Il y a quelques siècles, la traite des noirs était encadrée par la loi. Est-ce que pour autant elle était juste ? Aujourd'hui, avec nos yeux de citoyens du XXIème siècle, l'abolition de la traite puis de l'esclavage (deux évènements différents!) nous semblent être des décisions justes, peut-être même tardives. Cependant, qu'aurions nous pensé, qu'aurions nous fait à l'époque ? "Par principe, je suis contre, mais l'esclavage, c'est légal", "la loi est mal faite mais c'est comme ça", "si on abolit l'esclavage, toute l'économie va s'effondrer" (argument des lobbies esclavagistes), "boycotter le sucre et le cacao, comment ferons-nous ?"

Comment décider quelle cause est supérieure à la loi ?

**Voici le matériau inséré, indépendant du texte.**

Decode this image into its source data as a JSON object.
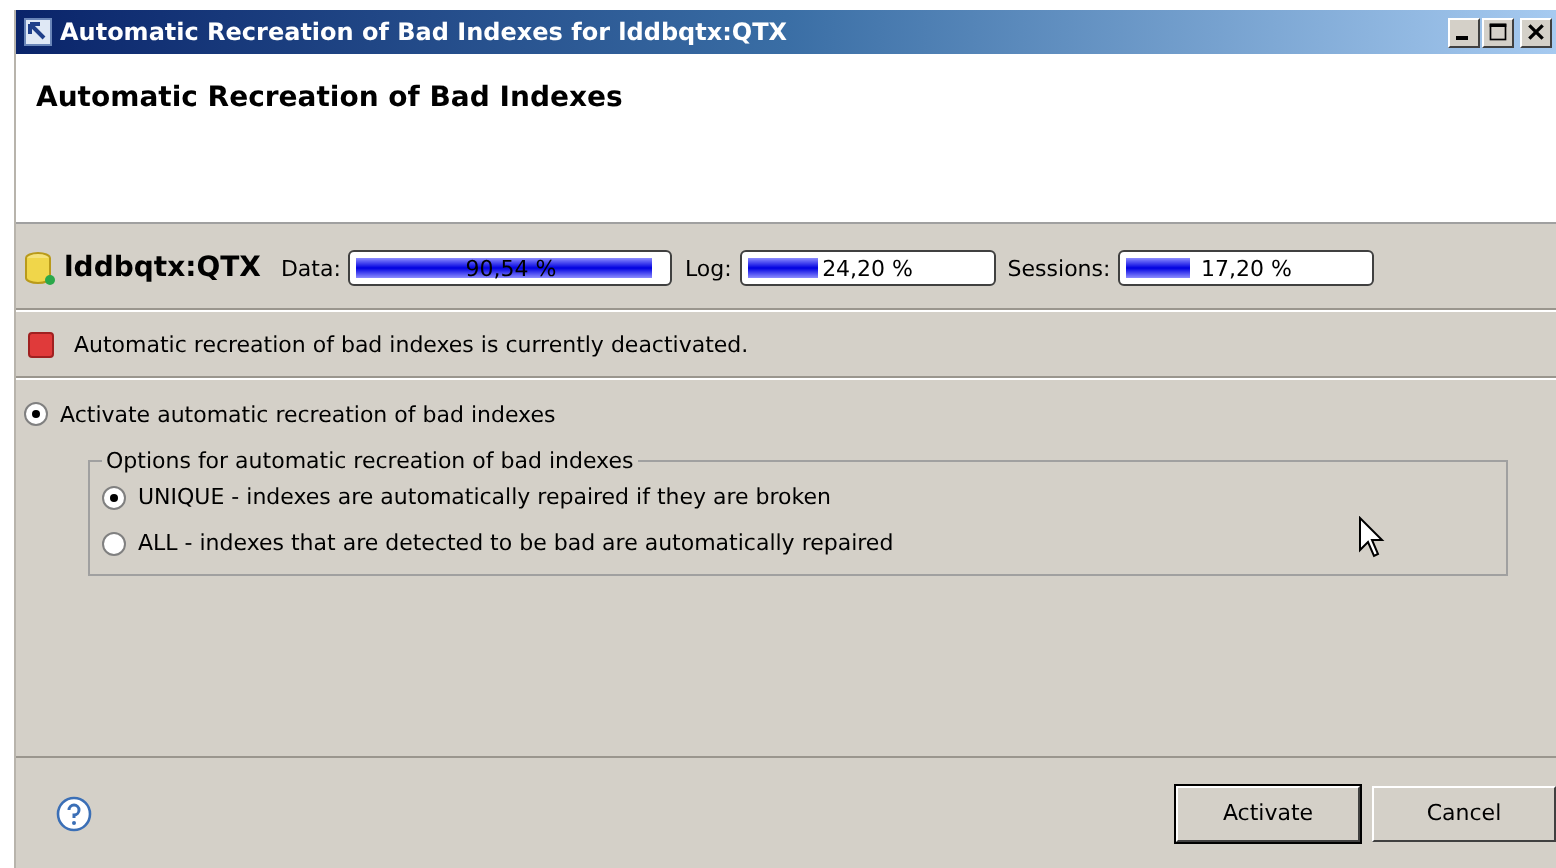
{
  "window": {
    "title": "Automatic Recreation of Bad Indexes for lddbqtx:QTX"
  },
  "header": {
    "title": "Automatic Recreation of Bad Indexes"
  },
  "database": {
    "name": "lddbqtx:QTX",
    "meters": [
      {
        "label": "Data:",
        "reading": "90,54 %",
        "level": 0.92
      },
      {
        "label": "Log:",
        "reading": "24,20 %",
        "level": 0.28
      },
      {
        "label": "Sessions:",
        "reading": "17,20 %",
        "level": 0.25
      }
    ]
  },
  "status": {
    "message": "Automatic recreation of bad indexes is currently deactivated.",
    "color": "#e03a3a"
  },
  "activate": {
    "label": "Activate automatic recreation of bad indexes",
    "selected": true
  },
  "options": {
    "title": "Options for automatic recreation of bad indexes",
    "items": [
      {
        "label": "UNIQUE - indexes are automatically repaired if they are broken",
        "selected": true
      },
      {
        "label": "ALL - indexes that are detected to be bad are automatically repaired",
        "selected": false
      }
    ]
  },
  "buttons": [
    {
      "label": "Activate",
      "default": true
    },
    {
      "label": "Cancel",
      "default": false
    }
  ]
}
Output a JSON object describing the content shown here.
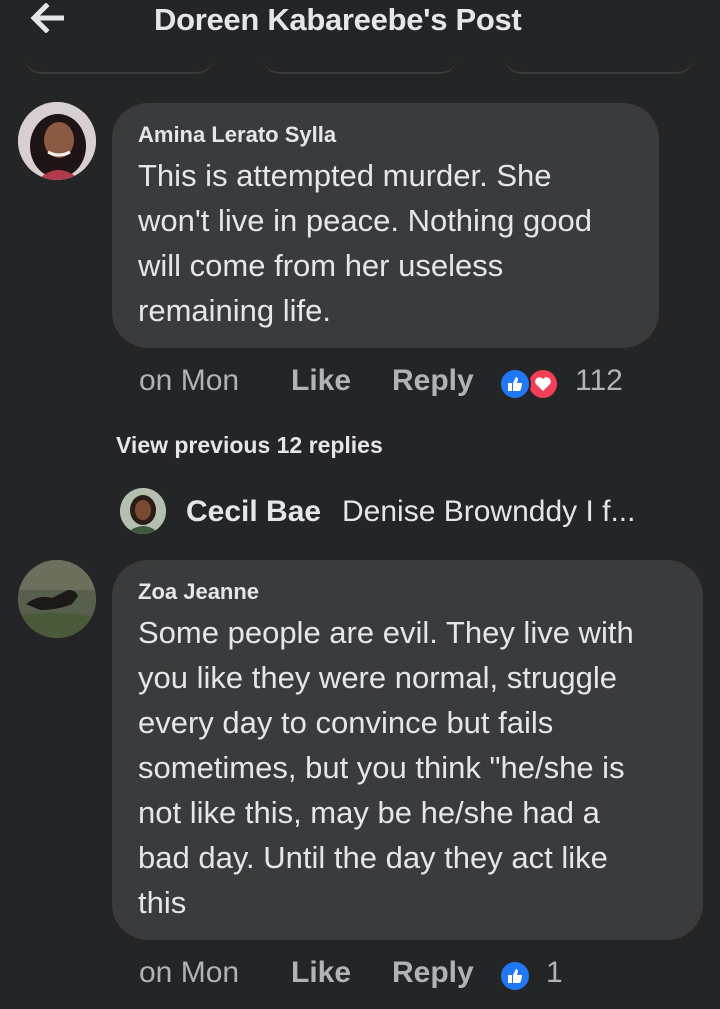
{
  "header": {
    "title": "Doreen Kabareebe's Post",
    "back_icon": "arrow-left-icon"
  },
  "comments": [
    {
      "author": "Amina Lerato Sylla",
      "lines": [
        "This is attempted murder. She",
        "won't live in peace. Nothing good",
        "will come from her useless",
        "remaining life."
      ],
      "time": "on Mon",
      "like_label": "Like",
      "reply_label": "Reply",
      "reactions": [
        "like",
        "love"
      ],
      "reaction_count": "112"
    },
    {
      "author": "Zoa Jeanne",
      "lines": [
        "Some people are evil. They live with",
        "you like they were normal, struggle",
        "every day to convince but fails",
        "sometimes, but you think \"he/she is",
        "not like this, may be he/she had a",
        "bad day. Until the day they act like",
        "this"
      ],
      "time": "on Mon",
      "like_label": "Like",
      "reply_label": "Reply",
      "reactions": [
        "like"
      ],
      "reaction_count": "1"
    }
  ],
  "replies": {
    "view_previous": "View previous 12 replies",
    "latest": {
      "name": "Cecil Bae",
      "snippet": "Denise Brownddy I f..."
    }
  },
  "colors": {
    "background": "#242526",
    "bubble": "#3a3b3c",
    "text_primary": "#e4e6eb",
    "text_secondary": "#b0b3b8",
    "like_blue": "#2078f4",
    "love_red": "#f33e58"
  }
}
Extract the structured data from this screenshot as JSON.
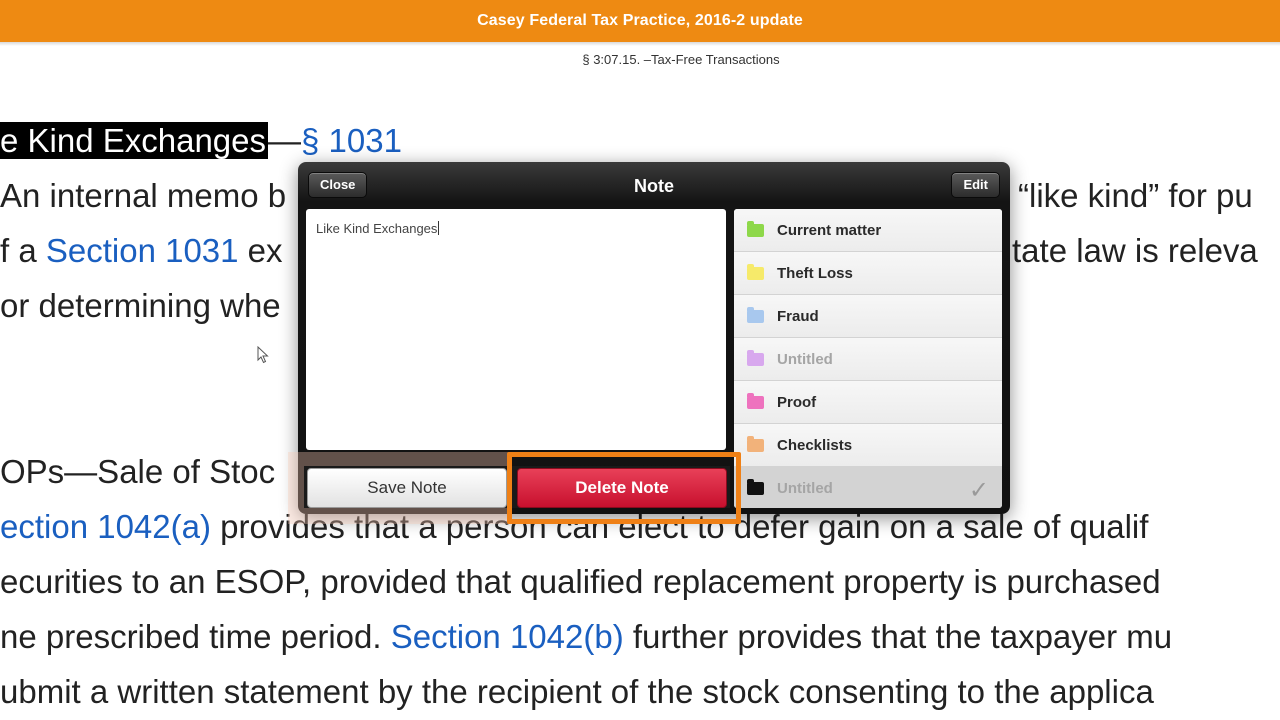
{
  "header": {
    "title": "Casey Federal Tax Practice, 2016-2 update",
    "section": "§ 3:07.15. –Tax-Free Transactions",
    "accent_color": "#ee8a12"
  },
  "document": {
    "heading_highlight": "e Kind Exchanges",
    "heading_dash": "—",
    "heading_link": "§ 1031",
    "p1_l1_a": "An internal memo b",
    "p1_l1_b": "“like kind” for pu",
    "p1_l2_a": "f a ",
    "p1_l2_link": "Section 1031",
    "p1_l2_b": " ex",
    "p1_l2_c": "tate law is releva",
    "p1_l3": "or determining whe",
    "esop_heading": "OPs—Sale of Stoc",
    "p2_l1_link": "ection 1042(a)",
    "p2_l1_rest": " provides that a person can elect to defer gain on a sale of qualif",
    "p2_l2": "ecurities to an ESOP, provided that qualified replacement property is purchased",
    "p2_l3_a": "ne prescribed time period. ",
    "p2_l3_link": "Section 1042(b)",
    "p2_l3_b": " further provides that the taxpayer mu",
    "p2_l4": "ubmit a written statement by the recipient of the stock consenting to the applica"
  },
  "note_popover": {
    "title": "Note",
    "close_label": "Close",
    "edit_label": "Edit",
    "note_text": "Like Kind Exchanges",
    "save_label": "Save Note",
    "delete_label": "Delete Note",
    "folders": [
      {
        "label": "Current matter",
        "color": "#8ed84a",
        "muted": false
      },
      {
        "label": "Theft Loss",
        "color": "#f6ea6a",
        "muted": false
      },
      {
        "label": "Fraud",
        "color": "#a8c8ee",
        "muted": false
      },
      {
        "label": "Untitled",
        "color": "#d8a8ee",
        "muted": true
      },
      {
        "label": "Proof",
        "color": "#ee72be",
        "muted": false
      },
      {
        "label": "Checklists",
        "color": "#f2b27a",
        "muted": false
      },
      {
        "label": "Untitled",
        "color": "#111111",
        "muted": true,
        "selected": true,
        "check": "✓"
      }
    ]
  }
}
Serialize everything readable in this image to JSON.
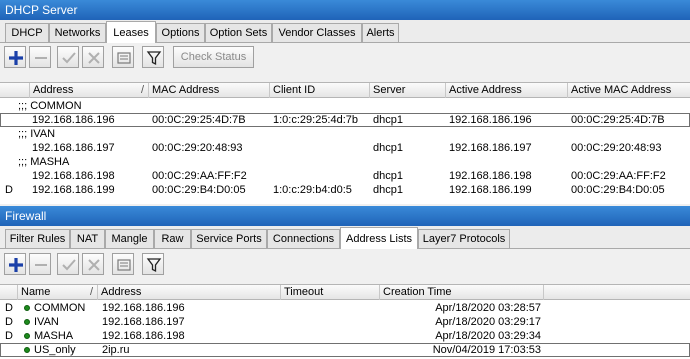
{
  "dhcp": {
    "title": "DHCP Server",
    "tabs": [
      {
        "label": "DHCP"
      },
      {
        "label": "Networks"
      },
      {
        "label": "Leases"
      },
      {
        "label": "Options"
      },
      {
        "label": "Option Sets"
      },
      {
        "label": "Vendor Classes"
      },
      {
        "label": "Alerts"
      }
    ],
    "active_tab": "Leases",
    "check_status_label": "Check Status",
    "columns": [
      "Address",
      "MAC Address",
      "Client ID",
      "Server",
      "Active Address",
      "Active MAC Address"
    ],
    "sort_indicator": "/",
    "groups": [
      {
        "comment": ";;; COMMON",
        "rows": [
          {
            "flag": "",
            "address": "192.168.186.196",
            "mac": "00:0C:29:25:4D:7B",
            "client_id": "1:0:c:29:25:4d:7b",
            "server": "dhcp1",
            "active_address": "192.168.186.196",
            "active_mac": "00:0C:29:25:4D:7B"
          }
        ]
      },
      {
        "comment": ";;; IVAN",
        "rows": [
          {
            "flag": "",
            "address": "192.168.186.197",
            "mac": "00:0C:29:20:48:93",
            "client_id": "",
            "server": "dhcp1",
            "active_address": "192.168.186.197",
            "active_mac": "00:0C:29:20:48:93"
          }
        ]
      },
      {
        "comment": ";;; MASHA",
        "rows": [
          {
            "flag": "",
            "address": "192.168.186.198",
            "mac": "00:0C:29:AA:FF:F2",
            "client_id": "",
            "server": "dhcp1",
            "active_address": "192.168.186.198",
            "active_mac": "00:0C:29:AA:FF:F2"
          },
          {
            "flag": "D",
            "address": "192.168.186.199",
            "mac": "00:0C:29:B4:D0:05",
            "client_id": "1:0:c:29:b4:d0:5",
            "server": "dhcp1",
            "active_address": "192.168.186.199",
            "active_mac": "00:0C:29:B4:D0:05"
          }
        ]
      }
    ]
  },
  "firewall": {
    "title": "Firewall",
    "tabs": [
      {
        "label": "Filter Rules"
      },
      {
        "label": "NAT"
      },
      {
        "label": "Mangle"
      },
      {
        "label": "Raw"
      },
      {
        "label": "Service Ports"
      },
      {
        "label": "Connections"
      },
      {
        "label": "Address Lists"
      },
      {
        "label": "Layer7 Protocols"
      }
    ],
    "active_tab": "Address Lists",
    "columns": [
      "Name",
      "Address",
      "Timeout",
      "Creation Time"
    ],
    "sort_indicator": "/",
    "rows": [
      {
        "flag": "D",
        "name": "COMMON",
        "address": "192.168.186.196",
        "timeout": "",
        "creation": "Apr/18/2020 03:28:57"
      },
      {
        "flag": "D",
        "name": "IVAN",
        "address": "192.168.186.197",
        "timeout": "",
        "creation": "Apr/18/2020 03:29:17"
      },
      {
        "flag": "D",
        "name": "MASHA",
        "address": "192.168.186.198",
        "timeout": "",
        "creation": "Apr/18/2020 03:29:34"
      },
      {
        "flag": "",
        "name": "US_only",
        "address": "2ip.ru",
        "timeout": "",
        "creation": "Nov/04/2019 17:03:53"
      }
    ]
  },
  "icons": [
    "add-icon",
    "remove-icon",
    "enable-icon",
    "disable-icon",
    "comment-icon",
    "filter-icon"
  ],
  "colors": {
    "titlebar": "#2a76c9",
    "status_dot": "#1d8a1d",
    "add_icon": "#1a3fa8",
    "selection_outline": "#707070"
  }
}
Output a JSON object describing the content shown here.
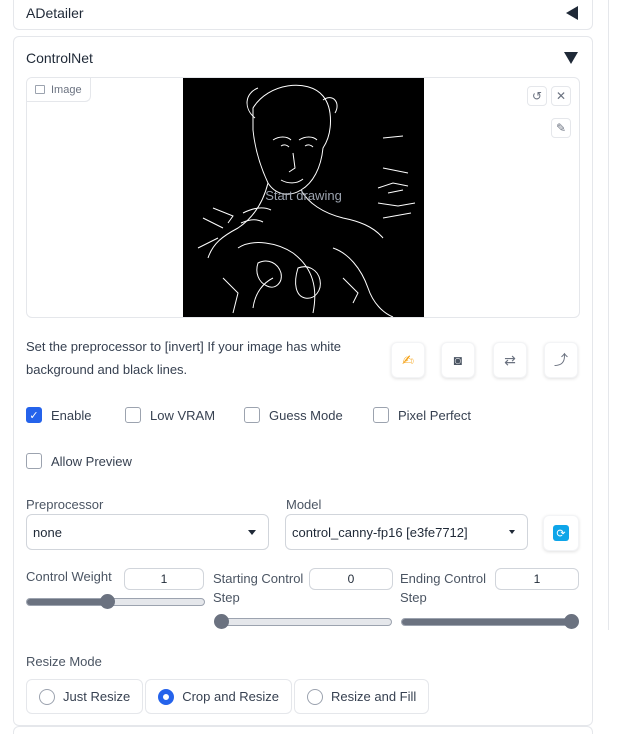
{
  "adetailer": {
    "title": "ADetailer"
  },
  "controlnet": {
    "title": "ControlNet",
    "image_panel": {
      "label": "Image",
      "hint": "Start drawing"
    },
    "hint_text": "Set the preprocessor to [invert] If your image has white background and black lines.",
    "checkboxes": [
      {
        "label": "Enable",
        "checked": true
      },
      {
        "label": "Low VRAM",
        "checked": false
      },
      {
        "label": "Guess Mode",
        "checked": false
      },
      {
        "label": "Pixel Perfect",
        "checked": false
      },
      {
        "label": "Allow Preview",
        "checked": false
      }
    ],
    "preprocessor": {
      "label": "Preprocessor",
      "value": "none"
    },
    "model": {
      "label": "Model",
      "value": "control_canny-fp16 [e3fe7712]"
    },
    "sliders": {
      "weight": {
        "label": "Control Weight",
        "value": "1",
        "level": 0.45
      },
      "start": {
        "label_line1": "Starting Control",
        "label_line2": "Step",
        "value": "0",
        "level": 0.0
      },
      "end": {
        "label_line1": "Ending Control",
        "label_line2": "Step",
        "value": "1",
        "level": 1.0
      }
    },
    "resize_mode": {
      "label": "Resize Mode",
      "options": [
        "Just Resize",
        "Crop and Resize",
        "Resize and Fill"
      ],
      "selected": "Crop and Resize"
    }
  },
  "icons": {
    "tools": [
      "undo-icon",
      "close-icon",
      "brush-icon"
    ],
    "actions": [
      "edit-icon",
      "camera-icon",
      "swap-icon",
      "curve-arrow-icon"
    ],
    "refresh": "refresh-icon",
    "accent": "#2563eb",
    "refresh_color": "#0ea5e9"
  }
}
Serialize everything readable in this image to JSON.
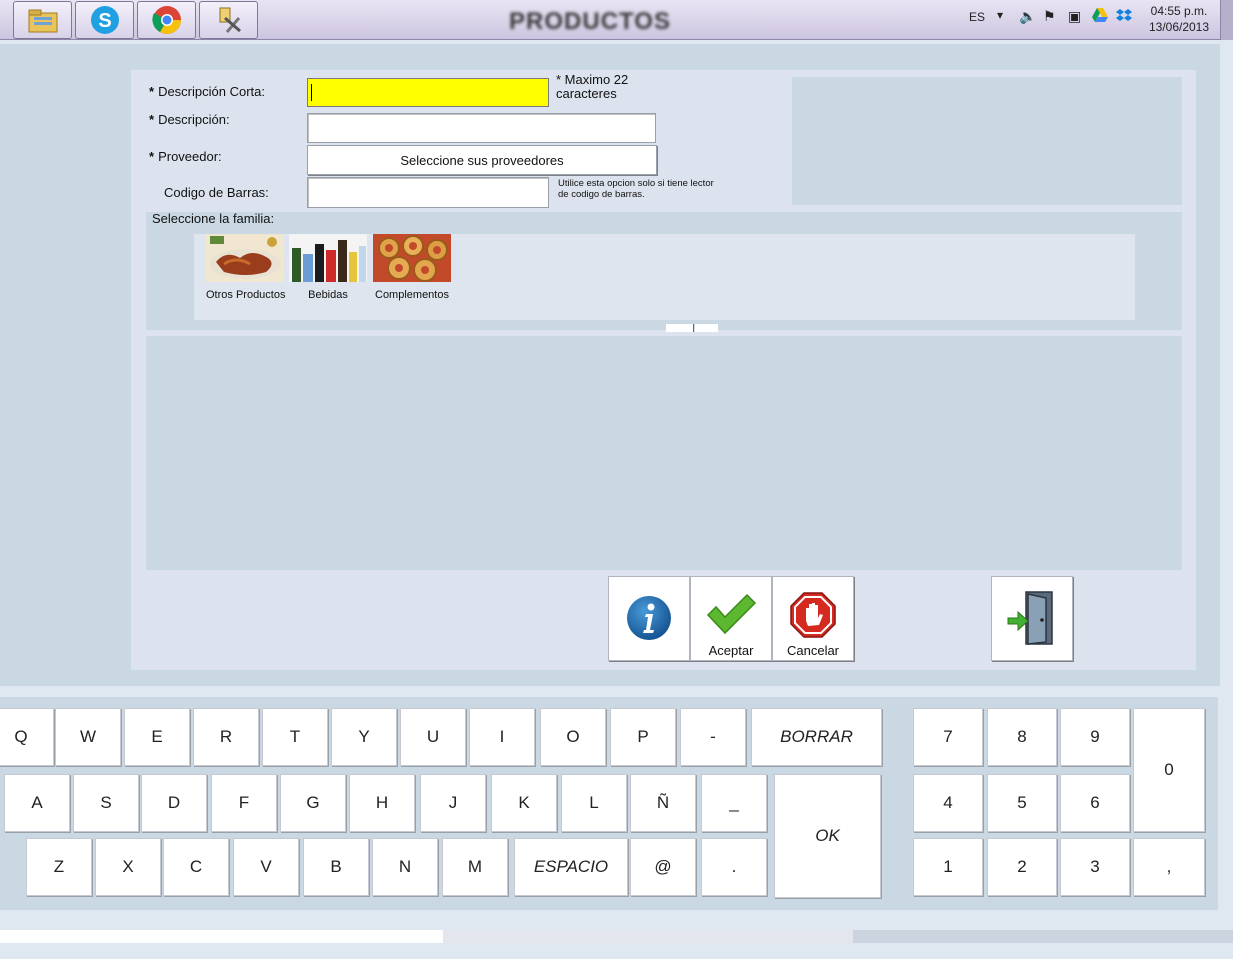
{
  "window": {
    "title": "PRODUCTOS"
  },
  "taskbar": {
    "apps": [
      {
        "name": "explorer-icon"
      },
      {
        "name": "skype-icon"
      },
      {
        "name": "chrome-icon"
      },
      {
        "name": "tools-icon"
      }
    ],
    "language": "ES",
    "time": "04:55 p.m.",
    "date": "13/06/2013"
  },
  "form": {
    "desc_corta_label": "Descripción Corta:",
    "desc_corta_value": "",
    "desc_corta_hint_line1": "* Maximo 22",
    "desc_corta_hint_line2": "caracteres",
    "descripcion_label": "Descripción:",
    "descripcion_value": "",
    "proveedor_label": "Proveedor:",
    "proveedor_button": "Seleccione sus proveedores",
    "codigo_label": "Codigo de Barras:",
    "codigo_value": "",
    "codigo_hint_line1": "Utilice esta opcion solo si tiene lector",
    "codigo_hint_line2": "de codigo de barras.",
    "asterisk": "*",
    "familia_label": "Seleccione la familia:"
  },
  "familias": [
    {
      "label": "Otros Productos"
    },
    {
      "label": "Bebidas"
    },
    {
      "label": "Complementos"
    }
  ],
  "actions": {
    "aceptar": "Aceptar",
    "cancelar": "Cancelar"
  },
  "keyboard": {
    "row1": [
      "Q",
      "W",
      "E",
      "R",
      "T",
      "Y",
      "U",
      "I",
      "O",
      "P",
      "-"
    ],
    "borrar": "BORRAR",
    "row2": [
      "A",
      "S",
      "D",
      "F",
      "G",
      "H",
      "J",
      "K",
      "L",
      "Ñ",
      "_"
    ],
    "ok": "OK",
    "row3": [
      "Z",
      "X",
      "C",
      "V",
      "B",
      "N",
      "M"
    ],
    "espacio": "ESPACIO",
    "row3_end": [
      "@",
      "."
    ],
    "numpad": {
      "r1": [
        "7",
        "8",
        "9"
      ],
      "r2": [
        "4",
        "5",
        "6"
      ],
      "r3": [
        "1",
        "2",
        "3"
      ],
      "zero": "0",
      "comma": ","
    }
  },
  "colors": {
    "highlight_field": "#ffff00",
    "panel": "#c9d8e3",
    "form_bg": "#dde3ee"
  }
}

Je vais vous paraître provocante : est-ce l'idée d'égalité des humains entre eux est une idée qui transcende l'espace et le temps ? De quel côté, aurais-je été à l'époque des mouvements des droits civiques ? Martin Luther King et Rosa Parks auraient-ils été mes héros ? Une cause qui parait aujourd'hui supérieure, a-t-elle pu être précédemment considérée comme illégitime ?

Rosa Parks / Photo by Unseen Histories on Unsplash


Revenons à l'actualité.

Dans le cas d'Extinction Rebellion, de Renovate Switzerland, quelle est la cause supérieure ? L'urgence du combat contre la crise climatique, qui menace nos vies et celles des générations futures ... Personnellement, je partage ce sentiment d'urgence et je trouve que la prise en compte politique et collective de ce sujet n'est pas à la hauteur. Le seul courage que j'ai, c'est de relayer leurs actions, je n'ai pas les tripes pour faire ce qu'ils font.

Est-ce que cette cause est vue de la même manière par tous ? Non, après avoir lu quelques commentaires sous les articles de presse médiatisant les blocages d'autoroute en Suisse, la crise climatique est loin d'être comprise. L'objectif n'est pas de décrocher l'adhésion des automobilistes bloqués mais d'attirer l'attention des médias et du Conseil fédéral sur une solution ... pas LA solution mais une parmi d'autres pour faire avancer la Suisse sur la voie de la neutralité carbone.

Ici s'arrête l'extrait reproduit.